Still, there are a number of goals that Wu can reasonably achieve. One of them: injecting transparency into police union contracts, a move that could go a long way toward repairing the frayed relationship between the police and the marginalized communities they serve.

"Since the murder of George Floyd in Minneapolis last year, citizens have become far more aware of how seemingly arcane details in union contracts can protect abusive officers and hinder accountability," The Boston Globe noted in its endorsement of Wu.

If there's anyone who can make good on the promise of police reform and address the many other issues beleaguering Boston, it may very well be Wu.

New York City Mayor-elect Eric Adams

New York City mayoral race

Winner: Brooklyn Borough President Eric Adams, a Democrat

Why you should care: Eric Adams, a retired former captain in the New York Police Department, will be New York City's second Black mayor (following the late David Dinkins, who was in office from 1990 to 1993).
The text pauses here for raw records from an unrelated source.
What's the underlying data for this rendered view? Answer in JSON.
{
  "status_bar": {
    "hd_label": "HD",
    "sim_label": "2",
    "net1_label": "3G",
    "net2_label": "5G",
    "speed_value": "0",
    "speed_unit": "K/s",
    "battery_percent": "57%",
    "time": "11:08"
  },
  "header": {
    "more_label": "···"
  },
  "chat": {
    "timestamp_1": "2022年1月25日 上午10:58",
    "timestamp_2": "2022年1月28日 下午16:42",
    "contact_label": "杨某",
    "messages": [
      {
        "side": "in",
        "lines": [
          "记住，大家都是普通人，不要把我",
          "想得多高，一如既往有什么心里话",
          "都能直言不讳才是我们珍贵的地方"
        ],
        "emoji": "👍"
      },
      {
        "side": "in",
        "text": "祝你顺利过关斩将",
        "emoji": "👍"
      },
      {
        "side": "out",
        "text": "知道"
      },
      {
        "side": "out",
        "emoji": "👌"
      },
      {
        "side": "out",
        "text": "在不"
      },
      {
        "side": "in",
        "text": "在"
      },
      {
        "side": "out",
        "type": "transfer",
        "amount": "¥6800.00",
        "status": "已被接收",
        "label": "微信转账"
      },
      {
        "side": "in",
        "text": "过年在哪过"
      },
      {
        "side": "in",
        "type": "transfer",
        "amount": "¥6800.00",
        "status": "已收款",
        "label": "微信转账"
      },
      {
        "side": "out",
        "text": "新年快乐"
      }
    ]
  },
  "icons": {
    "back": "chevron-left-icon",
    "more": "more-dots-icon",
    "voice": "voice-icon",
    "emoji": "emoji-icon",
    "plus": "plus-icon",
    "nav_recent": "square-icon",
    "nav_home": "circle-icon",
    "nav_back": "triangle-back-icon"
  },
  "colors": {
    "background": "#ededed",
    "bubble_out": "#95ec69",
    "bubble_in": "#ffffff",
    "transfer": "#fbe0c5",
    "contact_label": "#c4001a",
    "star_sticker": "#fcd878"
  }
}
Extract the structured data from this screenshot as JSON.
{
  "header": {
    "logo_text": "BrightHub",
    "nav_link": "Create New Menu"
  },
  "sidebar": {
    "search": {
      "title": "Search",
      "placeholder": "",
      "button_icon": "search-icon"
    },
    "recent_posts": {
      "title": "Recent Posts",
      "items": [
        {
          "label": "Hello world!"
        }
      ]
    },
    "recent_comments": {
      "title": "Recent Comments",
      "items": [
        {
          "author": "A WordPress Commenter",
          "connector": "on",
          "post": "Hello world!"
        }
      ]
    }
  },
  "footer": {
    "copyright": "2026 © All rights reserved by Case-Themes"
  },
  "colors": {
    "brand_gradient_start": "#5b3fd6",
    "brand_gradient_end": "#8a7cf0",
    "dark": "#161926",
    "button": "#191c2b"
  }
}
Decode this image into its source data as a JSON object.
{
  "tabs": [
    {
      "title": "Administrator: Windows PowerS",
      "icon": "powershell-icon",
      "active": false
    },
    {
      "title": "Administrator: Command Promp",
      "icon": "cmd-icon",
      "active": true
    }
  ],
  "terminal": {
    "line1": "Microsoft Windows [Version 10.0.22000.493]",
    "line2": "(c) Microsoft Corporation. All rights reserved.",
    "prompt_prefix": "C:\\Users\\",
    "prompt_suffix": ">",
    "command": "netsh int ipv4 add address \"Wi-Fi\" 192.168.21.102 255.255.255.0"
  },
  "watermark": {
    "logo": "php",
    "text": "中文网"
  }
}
Among other things, Adams has vowed to address rising violent crime and reform the police department -- two aims that appear to be at odds with each other. But Adams has long embraced his status as an inscrutable figure.

"People want to classify me, but because I'm complicated, it's difficult to put me in a box," he told CNN's Gregory Krieg earlier this year. "I support closing Rikers (Island jail) but also support closing the pipeline that feeds Rikers."

Adams insists that he's uniquely capable of pulling off this balancing act. He often points out that he's challenged racism in the NYPD for decades, including when he was an officer. What's more, Adams believes that his career as a cop has given him insight into how the police undermine civilian leaders.

"The police department would run rings around (the other candidates). They are masters. If you're a good mayor, you're only here for eight years. I've been here for 30-something years in the department. Police departments will wait you out," Adams told Krieg. "And they know that whatever you hand down, they have to implement. But if you know the system, if you know the crevices, you know how to go and ensure you're getting what you want."

Even so, many people question whether Adams will be able to achieve some of his loftier ambitions. For one, this isn't the first time that someone has promised to reform the NYPD and introduce a new approach to policing, an approach that isn't a menace to Black Americans and other people of color. For another, Adams was, well, a cop.

"People assume that Black mayors are super progressive, even if they're not," Andrea Benjamin, an associate professor of African American studies at the University of Oklahoma, recently told Governing. "They elected a Black cop. There's not going to be police reform."

New Yorkers will have to wait and see if that prophecy comes to pass.